Harper and Yelich show off abilities in opening week
The Santa Clara
April 4, 2019
After a long winter of speculation and big name trades, the first week of baseball has led off with a bang. While it’s too early to tell anything lasting from the first few games, many of Major League Baseball’s biggest stars and favorite teams are off to hot starts on Opening Day.
Opening Day for all thirty teams was March 28, the earliest in MLB history.
Bryce Harper, recently signed by the Phillies for one of the largest contracts ever, brought the crowds to their feet in the city of brotherly love. He had two massive home runs against the Atlanta Braves during opening weekend—one of them traveled 465 feet, the second-longest home run of his career.
“It was really cool,” Harper told MLB.com. “Definitely one of the cooler homers I’ve ever hit. Just the fan base, just the stadium, the electricity we had in this place, it all came together.”
Harper’s success this early in the season might come as a surprise to some, considering he started the season in a new uniform on a different team and had an abbreviated Spring Training.
However, Harper has swung a hot bat in April ever since his rookie debut in 2012, posting a record high on-base percentage of 1.065 in the month of April. This number also ranks him fourth in MLB history for the month behind the great Babe Ruth, Ted Williams and Barry Bonds. Nice company.
Bryce Harper will return to face his old ball club, the Washington Nationals and one of MLB’s top pitchers, Max Scherzer, this upcoming week. If this series and the month of April continue on this trend for the Phillies, it will be a pennant contender.

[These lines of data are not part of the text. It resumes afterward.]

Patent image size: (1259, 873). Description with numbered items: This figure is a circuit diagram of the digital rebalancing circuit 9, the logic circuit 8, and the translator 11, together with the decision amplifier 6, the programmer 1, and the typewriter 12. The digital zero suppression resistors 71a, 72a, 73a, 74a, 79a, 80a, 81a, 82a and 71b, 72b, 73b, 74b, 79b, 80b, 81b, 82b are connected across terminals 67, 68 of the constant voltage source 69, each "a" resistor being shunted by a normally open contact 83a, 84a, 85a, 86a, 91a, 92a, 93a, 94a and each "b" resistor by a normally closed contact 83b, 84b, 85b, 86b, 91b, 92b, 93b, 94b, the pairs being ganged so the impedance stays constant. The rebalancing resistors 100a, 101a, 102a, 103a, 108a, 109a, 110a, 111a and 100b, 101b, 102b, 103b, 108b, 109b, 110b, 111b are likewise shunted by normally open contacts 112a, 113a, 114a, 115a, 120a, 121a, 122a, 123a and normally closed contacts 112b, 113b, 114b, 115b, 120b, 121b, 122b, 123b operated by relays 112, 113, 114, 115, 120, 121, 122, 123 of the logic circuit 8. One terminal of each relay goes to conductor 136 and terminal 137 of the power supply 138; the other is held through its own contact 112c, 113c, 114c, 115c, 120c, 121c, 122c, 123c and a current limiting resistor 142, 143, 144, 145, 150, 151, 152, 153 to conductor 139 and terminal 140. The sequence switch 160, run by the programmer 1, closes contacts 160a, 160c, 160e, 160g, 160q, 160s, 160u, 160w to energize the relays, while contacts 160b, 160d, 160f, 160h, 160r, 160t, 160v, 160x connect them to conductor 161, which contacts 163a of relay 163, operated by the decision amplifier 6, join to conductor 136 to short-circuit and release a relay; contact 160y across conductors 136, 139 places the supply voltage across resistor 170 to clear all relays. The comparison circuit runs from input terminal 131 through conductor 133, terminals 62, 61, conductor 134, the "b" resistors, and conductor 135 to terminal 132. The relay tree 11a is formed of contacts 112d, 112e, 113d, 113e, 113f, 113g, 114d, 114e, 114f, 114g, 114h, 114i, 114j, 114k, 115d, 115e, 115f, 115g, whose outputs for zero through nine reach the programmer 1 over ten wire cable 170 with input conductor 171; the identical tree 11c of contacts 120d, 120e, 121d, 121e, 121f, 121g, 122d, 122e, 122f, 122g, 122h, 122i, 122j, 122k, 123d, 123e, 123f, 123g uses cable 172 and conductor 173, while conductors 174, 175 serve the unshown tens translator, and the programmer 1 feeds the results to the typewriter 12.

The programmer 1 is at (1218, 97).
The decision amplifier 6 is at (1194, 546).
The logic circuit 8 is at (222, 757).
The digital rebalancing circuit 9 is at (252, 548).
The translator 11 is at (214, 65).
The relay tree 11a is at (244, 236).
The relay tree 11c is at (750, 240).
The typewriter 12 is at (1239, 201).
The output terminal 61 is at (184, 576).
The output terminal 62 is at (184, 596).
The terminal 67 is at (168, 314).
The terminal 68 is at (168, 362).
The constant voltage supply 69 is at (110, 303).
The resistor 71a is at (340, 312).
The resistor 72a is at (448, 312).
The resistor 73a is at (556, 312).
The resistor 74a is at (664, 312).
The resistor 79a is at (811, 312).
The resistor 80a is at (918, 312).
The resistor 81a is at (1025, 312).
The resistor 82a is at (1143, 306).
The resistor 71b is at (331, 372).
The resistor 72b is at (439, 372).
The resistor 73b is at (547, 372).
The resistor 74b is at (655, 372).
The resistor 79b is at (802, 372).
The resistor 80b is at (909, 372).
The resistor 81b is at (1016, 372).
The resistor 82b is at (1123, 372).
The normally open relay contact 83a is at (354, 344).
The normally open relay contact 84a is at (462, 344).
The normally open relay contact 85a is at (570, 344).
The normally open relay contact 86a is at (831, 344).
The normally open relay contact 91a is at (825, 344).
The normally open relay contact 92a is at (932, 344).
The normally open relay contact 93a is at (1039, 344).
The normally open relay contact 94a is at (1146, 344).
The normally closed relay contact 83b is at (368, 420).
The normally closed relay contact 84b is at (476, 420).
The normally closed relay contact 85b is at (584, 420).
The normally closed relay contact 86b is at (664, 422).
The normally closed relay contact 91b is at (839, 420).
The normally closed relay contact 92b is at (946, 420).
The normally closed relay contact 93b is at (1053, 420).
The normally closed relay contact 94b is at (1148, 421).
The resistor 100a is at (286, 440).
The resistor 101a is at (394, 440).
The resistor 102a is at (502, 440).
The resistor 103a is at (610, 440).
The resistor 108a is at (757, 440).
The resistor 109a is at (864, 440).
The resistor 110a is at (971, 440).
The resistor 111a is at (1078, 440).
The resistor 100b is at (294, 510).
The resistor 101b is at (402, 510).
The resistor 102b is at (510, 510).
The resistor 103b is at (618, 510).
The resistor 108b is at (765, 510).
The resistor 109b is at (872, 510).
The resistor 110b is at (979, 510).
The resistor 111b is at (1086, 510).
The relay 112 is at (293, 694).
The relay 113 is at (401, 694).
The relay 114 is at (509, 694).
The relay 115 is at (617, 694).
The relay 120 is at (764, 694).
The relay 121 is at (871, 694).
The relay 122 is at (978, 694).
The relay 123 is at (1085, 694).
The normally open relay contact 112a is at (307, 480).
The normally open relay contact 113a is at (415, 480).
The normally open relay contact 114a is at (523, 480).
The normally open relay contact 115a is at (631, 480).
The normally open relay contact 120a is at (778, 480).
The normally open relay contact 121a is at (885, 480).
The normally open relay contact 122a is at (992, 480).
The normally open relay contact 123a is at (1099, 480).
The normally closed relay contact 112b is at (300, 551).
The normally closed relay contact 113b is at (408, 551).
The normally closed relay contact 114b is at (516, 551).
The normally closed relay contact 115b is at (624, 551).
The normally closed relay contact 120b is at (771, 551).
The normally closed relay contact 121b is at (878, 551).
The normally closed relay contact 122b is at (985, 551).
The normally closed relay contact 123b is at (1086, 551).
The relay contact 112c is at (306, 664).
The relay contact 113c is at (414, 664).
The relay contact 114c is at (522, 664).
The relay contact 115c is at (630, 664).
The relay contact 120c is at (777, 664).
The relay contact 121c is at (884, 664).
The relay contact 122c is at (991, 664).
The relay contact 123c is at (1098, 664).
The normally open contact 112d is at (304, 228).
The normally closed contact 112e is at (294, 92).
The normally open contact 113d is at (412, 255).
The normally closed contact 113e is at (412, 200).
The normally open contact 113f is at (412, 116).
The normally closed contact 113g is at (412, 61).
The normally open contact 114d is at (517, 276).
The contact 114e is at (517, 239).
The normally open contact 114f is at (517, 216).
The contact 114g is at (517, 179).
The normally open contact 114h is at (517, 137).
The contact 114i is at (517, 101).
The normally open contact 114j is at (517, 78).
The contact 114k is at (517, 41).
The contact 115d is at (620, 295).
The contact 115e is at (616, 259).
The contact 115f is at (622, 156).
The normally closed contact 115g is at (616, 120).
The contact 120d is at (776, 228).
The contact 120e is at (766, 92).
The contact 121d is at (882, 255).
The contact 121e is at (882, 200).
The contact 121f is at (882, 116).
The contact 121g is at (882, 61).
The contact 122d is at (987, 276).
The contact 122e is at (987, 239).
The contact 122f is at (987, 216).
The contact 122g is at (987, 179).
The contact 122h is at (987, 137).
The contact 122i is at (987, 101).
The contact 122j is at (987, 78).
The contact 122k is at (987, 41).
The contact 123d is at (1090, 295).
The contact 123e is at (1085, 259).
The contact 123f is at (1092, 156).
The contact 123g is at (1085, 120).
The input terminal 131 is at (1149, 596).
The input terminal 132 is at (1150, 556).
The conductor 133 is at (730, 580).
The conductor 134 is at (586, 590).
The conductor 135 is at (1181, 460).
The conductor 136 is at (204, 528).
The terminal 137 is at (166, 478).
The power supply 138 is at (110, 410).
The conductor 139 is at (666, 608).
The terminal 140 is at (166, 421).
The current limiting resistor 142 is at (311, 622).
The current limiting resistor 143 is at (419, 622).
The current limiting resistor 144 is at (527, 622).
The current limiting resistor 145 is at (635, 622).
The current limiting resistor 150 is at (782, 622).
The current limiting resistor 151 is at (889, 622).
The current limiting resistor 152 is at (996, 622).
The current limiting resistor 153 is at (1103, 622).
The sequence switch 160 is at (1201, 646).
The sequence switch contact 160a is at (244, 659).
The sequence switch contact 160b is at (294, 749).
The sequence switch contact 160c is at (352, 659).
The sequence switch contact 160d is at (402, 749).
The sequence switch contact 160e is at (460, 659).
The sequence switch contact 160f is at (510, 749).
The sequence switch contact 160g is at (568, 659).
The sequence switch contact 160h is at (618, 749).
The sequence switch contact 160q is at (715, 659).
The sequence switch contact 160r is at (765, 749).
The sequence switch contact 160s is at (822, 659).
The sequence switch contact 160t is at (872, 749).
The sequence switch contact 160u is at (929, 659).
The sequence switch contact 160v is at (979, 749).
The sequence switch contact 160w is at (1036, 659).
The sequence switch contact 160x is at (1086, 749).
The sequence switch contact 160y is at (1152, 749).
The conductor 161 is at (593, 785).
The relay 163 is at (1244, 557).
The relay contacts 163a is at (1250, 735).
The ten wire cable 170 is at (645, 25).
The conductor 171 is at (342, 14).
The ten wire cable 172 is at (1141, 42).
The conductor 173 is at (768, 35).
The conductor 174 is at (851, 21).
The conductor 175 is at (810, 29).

Aside from Harper, another National League star entered this season with heavy expectations on his shoulders. But Milwaukee outfielder Christian Yelich—awarded the NL’s Most Valuable Player last year after batting a career-high .326 and blasting 36 homers—has so far proven last year’s performance was not a fluke. Yelich is picking up right where he left off and then some—recording a homerun in every game of opening weekend.
He also delivered a two-run walk-off double to give the Brewers a 5-4 come-from-behind win against the Cardinals in their opening series.
“He’s making hard stuff look pretty easy,” Brewers manager Craig Counsell said.
The Brew Crew is looking to defend their National League Central Division championship from last season, and it will take Yelich to make this possible once again.
Meanwhile, for those who were wondering how Mike Trout—who recently became the highest-paid player in the MLB—would start his season, the answer is not as hot as some expected from a player making almost half-a-billion dollars.
Still, even an inferior Mike Trout is a superior player.
He hit a two-run double against the Oakland Athletics in the opening series, and now has five hits and 3 runs batted in (RBI’s) in the first few games of the season.
Trout’s contract will be in discussion for months to come, but the Angels’ center-fielder is feeling relieved to have signed and excited to just play ball.
“I’m just glad that I can focus on baseball, because that’s all I ever wanted out of this,” Trout told NBC Sports. “[The contract] is out of the way and we know we’re going to be here for a long time, so now it’s just about playing, winning and trying to win a championship.”
The Seattle Mariners have had a surprisingly strong start to the season. They debuted at home against the reigning World Series champions the Boston Red Sox—and dominated. The Mariners nearly swept the Red Sox with a series victory of 3-1, and have scored 21 of 42 runs this season in homers. Red Sox starters Chris Sale, Nathan Eovaldi and Rodriguez gave up 20 hits and 18 earned runs in the series.
Chris Sale had a shockingly shaky start to the season, pitching only three innings on Opening Day. Sale recently extended his contract an additional four years with the Red Sox for $145 million dollars and has become the ace for Boston. He has been an All-Star for seven straight seasons and started the last two All-Star Games. But after a miserable start to the 2019 season, it remains to be seen if Sale lives up to his contract extension.
The San Francisco Giants’ start to the 2019 season was anything but hot.
They fell quietly to the Padres by scoring only five runs in four games, with the team batting average being a measly .177. The Giants will look to redeem themselves from the soft start in the next few series, and also give their retiring manager Bruce Bochy something to remember.
These season openers may all seem silly come the October postseason—or even in a week. However, they have shocked the world of baseball and given fans a reason to be excited for the 2019 season.